O meu sótão tem um hall de entrada que é uma beleza! Parece até o foyer do Sheraton!

Mas é mentira.

Sobram alguns morcegos. Pequenos. Sub-reptícios. Dolorosos.

Ficam escondidos nos cantinhos mais remotos, só esperando que a gente passe por lá. Voam no nosso pescoço e sugam toda a energia de vida que temos.

Estou no meio de uma limpeza das boas. Acabei de encontrar um ninho, cheio de morceguinhos pendurados de cabeça pra baixo. Morcegos, aliás, que não são só meus; são divididos, compartilhados.

Morcegos que vivem aqui dentro e acolá dentro também.

Talvez seja um dos processos de desinfecção mais difíceis que encontrei na vidinha.

O que me leva adiante; ao alto e avante; é a certeza férrea de que ficaremos bem.

Depois de tudo, ficaremos todos bem.

terça-feira, julho 03, 2007

"A fronte praecipitium, a tergo lupi." *


Viver causa danos irreparáveis.

A vida, como ela é e deveria ser vivida, é incompatível com os nossos valores.

Deveriámos ser famintos, sorver, tragar, devorar a vida, todos os dias, a todo segundo. Não podemos. Há os outros.

Deveríamos ir sempre, sempre adiante, chegar lá, onde quer que seja nosso lá, sem parar, sem respirar. Não dá. Existem outros.

A vida é incompatível com a vida.

Ainda ontem afirmei que só era possível manter relacionamentos humanos longos e estáveis excluindo deles a verdade.

A verdade não nos é muito útil.

Precisamos da mentira amorosa, da mentira sanitária, aquela que disfarça a nossa vida em meia-vida social.

Aquela que esconde todos os ódios, invejas, ganâncias, mesquinharias, crueldades que sentimos e queremos infligir àqueles que mais amamos.

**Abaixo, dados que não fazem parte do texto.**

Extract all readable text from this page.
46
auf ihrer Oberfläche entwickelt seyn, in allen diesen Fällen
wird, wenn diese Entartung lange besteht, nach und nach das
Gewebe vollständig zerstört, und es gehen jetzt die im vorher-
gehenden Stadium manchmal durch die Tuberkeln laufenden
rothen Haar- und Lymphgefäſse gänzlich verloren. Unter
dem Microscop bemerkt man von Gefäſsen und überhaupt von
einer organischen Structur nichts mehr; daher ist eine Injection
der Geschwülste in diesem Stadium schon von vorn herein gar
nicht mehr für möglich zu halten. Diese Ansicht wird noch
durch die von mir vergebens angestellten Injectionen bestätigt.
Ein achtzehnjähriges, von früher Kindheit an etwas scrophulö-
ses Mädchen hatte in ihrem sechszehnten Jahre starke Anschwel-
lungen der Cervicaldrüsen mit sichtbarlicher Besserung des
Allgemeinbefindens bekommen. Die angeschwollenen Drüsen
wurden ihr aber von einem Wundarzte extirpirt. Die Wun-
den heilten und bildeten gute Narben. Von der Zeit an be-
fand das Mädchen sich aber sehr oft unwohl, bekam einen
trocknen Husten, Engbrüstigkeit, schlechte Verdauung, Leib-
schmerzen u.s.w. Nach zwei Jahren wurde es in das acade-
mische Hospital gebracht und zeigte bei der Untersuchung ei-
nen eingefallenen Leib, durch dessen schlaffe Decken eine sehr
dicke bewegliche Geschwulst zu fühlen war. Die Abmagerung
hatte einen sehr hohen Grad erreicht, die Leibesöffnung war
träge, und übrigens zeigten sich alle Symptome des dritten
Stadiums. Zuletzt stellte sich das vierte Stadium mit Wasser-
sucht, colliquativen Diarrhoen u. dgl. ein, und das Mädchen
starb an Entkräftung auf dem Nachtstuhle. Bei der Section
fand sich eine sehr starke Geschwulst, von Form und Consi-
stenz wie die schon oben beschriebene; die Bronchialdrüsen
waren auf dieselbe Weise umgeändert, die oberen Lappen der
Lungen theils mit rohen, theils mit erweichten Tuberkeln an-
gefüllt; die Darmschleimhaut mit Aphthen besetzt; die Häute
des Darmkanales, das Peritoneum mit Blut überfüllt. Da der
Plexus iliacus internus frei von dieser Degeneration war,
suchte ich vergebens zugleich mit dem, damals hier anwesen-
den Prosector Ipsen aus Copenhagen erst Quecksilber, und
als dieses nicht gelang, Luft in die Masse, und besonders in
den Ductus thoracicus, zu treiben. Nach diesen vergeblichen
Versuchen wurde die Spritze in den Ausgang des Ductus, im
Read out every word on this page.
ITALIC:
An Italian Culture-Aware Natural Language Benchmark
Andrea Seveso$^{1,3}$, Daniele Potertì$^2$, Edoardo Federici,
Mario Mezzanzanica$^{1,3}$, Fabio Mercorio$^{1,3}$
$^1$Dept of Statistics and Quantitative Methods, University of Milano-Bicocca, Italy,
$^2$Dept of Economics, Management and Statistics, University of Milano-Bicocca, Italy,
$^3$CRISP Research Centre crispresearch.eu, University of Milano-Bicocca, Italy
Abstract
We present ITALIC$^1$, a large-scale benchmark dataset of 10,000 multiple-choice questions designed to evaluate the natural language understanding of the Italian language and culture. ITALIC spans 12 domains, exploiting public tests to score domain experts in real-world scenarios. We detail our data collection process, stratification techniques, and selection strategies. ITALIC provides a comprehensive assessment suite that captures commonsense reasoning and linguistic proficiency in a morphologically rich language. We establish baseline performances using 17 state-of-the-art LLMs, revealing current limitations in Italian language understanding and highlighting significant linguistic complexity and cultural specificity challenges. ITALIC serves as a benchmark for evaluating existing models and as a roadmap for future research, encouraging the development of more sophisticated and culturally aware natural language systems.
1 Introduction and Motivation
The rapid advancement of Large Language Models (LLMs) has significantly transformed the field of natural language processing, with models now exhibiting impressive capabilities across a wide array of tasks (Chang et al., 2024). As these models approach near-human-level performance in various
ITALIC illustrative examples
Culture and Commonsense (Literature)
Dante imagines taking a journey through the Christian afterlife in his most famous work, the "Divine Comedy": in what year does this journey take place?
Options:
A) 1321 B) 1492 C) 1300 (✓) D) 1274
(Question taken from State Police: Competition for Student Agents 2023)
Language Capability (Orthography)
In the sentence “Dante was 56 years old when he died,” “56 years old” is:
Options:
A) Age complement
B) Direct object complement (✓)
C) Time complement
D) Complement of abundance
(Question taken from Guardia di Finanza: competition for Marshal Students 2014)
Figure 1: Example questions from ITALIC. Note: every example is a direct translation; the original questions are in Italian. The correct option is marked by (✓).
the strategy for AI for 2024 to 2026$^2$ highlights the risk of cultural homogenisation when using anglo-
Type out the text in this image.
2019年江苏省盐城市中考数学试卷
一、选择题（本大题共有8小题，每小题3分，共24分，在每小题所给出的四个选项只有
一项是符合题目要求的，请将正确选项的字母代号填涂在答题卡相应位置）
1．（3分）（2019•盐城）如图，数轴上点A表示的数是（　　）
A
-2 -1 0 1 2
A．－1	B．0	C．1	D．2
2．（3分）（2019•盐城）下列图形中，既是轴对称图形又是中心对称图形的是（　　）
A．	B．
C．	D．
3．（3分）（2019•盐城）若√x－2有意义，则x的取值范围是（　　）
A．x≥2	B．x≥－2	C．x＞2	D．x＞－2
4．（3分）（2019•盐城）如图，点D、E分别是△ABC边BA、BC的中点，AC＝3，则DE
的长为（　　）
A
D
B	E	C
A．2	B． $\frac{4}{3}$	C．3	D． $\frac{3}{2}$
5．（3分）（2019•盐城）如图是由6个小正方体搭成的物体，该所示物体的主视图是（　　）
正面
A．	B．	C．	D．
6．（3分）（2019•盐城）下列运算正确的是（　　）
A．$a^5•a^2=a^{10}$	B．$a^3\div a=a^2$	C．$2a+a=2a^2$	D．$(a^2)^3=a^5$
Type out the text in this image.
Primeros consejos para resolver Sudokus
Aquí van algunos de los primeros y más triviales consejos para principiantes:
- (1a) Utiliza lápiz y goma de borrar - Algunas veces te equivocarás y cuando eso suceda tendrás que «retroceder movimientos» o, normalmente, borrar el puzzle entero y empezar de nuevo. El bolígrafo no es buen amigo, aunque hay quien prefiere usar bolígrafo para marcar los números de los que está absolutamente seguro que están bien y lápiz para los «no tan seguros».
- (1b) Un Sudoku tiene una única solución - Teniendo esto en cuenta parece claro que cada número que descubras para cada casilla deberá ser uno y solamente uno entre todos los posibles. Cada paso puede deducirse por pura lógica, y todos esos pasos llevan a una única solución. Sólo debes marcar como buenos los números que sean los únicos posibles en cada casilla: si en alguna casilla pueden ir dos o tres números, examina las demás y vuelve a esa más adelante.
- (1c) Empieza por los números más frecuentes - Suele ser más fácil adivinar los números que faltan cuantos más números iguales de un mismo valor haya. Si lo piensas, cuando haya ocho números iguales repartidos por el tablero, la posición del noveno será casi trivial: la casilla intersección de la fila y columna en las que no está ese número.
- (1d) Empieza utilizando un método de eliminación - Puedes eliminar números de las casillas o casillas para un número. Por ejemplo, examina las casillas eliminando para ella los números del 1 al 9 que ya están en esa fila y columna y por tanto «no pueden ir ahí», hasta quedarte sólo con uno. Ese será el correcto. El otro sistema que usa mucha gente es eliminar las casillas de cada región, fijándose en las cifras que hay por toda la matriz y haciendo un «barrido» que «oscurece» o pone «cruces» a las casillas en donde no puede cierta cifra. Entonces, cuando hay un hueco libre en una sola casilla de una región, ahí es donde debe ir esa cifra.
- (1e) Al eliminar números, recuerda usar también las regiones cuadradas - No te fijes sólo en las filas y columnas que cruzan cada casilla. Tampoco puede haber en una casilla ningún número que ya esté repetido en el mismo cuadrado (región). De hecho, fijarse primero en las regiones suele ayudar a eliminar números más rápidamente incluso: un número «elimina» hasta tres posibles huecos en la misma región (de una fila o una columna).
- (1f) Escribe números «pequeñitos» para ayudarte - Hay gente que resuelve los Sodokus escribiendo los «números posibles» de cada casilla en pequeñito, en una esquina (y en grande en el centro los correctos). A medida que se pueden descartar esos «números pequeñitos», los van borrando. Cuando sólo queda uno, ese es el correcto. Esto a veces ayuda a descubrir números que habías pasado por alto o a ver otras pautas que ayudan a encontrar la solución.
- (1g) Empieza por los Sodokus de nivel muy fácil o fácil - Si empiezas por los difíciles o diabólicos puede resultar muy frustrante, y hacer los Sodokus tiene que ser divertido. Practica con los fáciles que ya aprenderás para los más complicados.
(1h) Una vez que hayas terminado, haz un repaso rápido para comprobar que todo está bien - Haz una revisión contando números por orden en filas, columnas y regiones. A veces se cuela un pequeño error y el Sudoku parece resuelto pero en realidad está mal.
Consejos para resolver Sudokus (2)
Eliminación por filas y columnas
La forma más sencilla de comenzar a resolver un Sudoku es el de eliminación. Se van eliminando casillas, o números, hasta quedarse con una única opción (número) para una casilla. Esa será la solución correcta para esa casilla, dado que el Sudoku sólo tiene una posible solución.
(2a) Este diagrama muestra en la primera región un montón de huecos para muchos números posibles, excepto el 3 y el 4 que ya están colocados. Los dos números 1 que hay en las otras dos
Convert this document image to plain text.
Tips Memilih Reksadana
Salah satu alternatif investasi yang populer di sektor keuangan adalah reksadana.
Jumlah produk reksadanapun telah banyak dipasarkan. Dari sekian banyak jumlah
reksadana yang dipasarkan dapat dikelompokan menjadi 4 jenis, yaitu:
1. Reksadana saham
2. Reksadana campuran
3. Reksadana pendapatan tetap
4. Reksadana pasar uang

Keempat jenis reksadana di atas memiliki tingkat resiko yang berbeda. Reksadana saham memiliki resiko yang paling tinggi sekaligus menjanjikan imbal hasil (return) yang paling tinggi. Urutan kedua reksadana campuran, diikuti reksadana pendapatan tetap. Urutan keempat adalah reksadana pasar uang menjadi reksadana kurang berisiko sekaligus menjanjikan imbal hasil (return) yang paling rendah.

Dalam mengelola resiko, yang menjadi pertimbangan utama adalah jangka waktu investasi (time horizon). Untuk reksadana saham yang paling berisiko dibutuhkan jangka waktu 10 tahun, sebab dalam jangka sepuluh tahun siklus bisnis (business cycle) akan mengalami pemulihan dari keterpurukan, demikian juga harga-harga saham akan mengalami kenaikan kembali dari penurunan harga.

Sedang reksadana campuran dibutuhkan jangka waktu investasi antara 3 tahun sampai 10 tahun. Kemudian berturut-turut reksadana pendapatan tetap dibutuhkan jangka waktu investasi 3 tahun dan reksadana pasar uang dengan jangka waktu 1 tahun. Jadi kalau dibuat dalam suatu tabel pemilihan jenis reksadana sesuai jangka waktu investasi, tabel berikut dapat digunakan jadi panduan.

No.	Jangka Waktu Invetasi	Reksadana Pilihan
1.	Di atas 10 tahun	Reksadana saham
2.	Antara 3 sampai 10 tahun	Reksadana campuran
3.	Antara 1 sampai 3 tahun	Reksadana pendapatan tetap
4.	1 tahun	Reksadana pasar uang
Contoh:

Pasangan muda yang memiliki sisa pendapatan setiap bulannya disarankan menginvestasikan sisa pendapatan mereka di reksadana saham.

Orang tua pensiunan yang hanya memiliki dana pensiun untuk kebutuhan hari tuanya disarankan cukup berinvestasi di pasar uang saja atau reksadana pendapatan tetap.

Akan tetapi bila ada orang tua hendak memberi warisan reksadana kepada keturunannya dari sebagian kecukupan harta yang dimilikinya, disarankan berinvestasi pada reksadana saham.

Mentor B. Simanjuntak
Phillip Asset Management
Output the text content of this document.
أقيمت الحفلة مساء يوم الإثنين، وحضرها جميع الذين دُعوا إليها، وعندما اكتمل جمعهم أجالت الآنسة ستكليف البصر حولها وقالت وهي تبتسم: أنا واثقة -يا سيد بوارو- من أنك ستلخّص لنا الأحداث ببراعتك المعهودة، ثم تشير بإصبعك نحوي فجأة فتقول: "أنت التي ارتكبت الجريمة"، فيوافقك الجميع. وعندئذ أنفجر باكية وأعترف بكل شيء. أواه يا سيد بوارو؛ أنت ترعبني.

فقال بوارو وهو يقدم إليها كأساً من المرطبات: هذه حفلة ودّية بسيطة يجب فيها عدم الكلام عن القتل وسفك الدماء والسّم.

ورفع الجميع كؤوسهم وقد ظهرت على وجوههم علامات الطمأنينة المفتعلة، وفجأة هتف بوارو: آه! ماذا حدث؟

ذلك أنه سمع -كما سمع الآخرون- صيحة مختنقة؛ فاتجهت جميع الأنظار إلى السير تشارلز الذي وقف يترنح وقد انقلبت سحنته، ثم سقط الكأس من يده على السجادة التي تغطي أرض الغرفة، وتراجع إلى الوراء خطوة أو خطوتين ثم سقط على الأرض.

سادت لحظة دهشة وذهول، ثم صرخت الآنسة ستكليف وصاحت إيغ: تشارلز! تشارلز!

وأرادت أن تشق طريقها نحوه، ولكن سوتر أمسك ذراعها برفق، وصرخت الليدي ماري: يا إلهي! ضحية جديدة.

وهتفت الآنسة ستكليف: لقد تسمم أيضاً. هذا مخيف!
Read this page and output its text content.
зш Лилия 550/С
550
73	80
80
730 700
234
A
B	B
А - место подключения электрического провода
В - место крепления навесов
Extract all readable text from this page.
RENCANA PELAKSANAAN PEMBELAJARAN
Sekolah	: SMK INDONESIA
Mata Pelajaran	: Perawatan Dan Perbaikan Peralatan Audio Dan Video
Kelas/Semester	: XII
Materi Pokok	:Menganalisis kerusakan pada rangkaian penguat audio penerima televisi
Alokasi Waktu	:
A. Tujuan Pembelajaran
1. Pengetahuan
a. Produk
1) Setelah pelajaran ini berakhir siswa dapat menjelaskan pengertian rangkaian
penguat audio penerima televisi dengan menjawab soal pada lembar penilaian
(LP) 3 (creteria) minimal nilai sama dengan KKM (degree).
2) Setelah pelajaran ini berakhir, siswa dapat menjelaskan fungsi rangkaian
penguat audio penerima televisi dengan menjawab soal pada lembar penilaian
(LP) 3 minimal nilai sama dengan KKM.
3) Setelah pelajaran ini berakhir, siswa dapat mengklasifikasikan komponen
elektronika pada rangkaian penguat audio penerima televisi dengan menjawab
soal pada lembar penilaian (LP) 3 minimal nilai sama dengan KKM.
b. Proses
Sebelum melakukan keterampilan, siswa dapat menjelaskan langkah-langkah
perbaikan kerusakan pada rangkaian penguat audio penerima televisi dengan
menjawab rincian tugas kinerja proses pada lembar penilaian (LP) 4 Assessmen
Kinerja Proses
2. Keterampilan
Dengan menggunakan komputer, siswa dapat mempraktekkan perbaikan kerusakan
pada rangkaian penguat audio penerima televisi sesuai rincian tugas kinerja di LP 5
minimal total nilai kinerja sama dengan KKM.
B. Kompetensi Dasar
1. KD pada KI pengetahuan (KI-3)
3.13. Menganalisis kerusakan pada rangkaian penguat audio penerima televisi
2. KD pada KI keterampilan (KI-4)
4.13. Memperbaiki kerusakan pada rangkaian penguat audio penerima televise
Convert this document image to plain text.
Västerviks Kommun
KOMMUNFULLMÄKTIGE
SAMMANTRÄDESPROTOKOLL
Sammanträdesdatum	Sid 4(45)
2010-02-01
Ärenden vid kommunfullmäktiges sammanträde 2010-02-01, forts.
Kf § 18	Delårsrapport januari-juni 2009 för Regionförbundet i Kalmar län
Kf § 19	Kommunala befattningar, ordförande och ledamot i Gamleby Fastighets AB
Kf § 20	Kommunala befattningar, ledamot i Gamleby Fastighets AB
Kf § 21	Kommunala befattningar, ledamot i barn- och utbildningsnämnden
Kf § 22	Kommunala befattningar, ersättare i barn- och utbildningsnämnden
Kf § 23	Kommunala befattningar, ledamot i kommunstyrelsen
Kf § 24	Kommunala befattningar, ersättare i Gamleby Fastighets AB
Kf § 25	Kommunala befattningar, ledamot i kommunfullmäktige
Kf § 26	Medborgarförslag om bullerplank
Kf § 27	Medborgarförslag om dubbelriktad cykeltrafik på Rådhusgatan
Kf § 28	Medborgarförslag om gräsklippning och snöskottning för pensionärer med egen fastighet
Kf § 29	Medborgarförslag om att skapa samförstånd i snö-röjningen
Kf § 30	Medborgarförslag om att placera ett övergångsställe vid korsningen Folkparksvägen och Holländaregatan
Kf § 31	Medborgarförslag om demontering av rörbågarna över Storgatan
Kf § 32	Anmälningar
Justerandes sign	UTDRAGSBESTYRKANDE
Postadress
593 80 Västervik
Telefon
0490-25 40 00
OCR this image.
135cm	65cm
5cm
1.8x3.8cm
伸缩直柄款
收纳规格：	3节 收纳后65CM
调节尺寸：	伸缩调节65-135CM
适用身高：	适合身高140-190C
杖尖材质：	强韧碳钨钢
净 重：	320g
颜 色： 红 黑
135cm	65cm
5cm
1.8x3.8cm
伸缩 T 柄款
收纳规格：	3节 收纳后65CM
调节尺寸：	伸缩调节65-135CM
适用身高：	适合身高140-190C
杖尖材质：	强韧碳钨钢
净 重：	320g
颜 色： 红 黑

Viver como queremos é tarefa olímpica, idealizada, romântica, pura.
Viver como devemos é para os baixos, para o desfile bestiário onde realmente estamos.

Viver inteiramente é para os reles.


PS: A imagem de abertura do post é o quadro "Saturno" do pintor espanhol Francisco de Goya (1746-1828)

* Pela frente um precipício, por trás os lobos."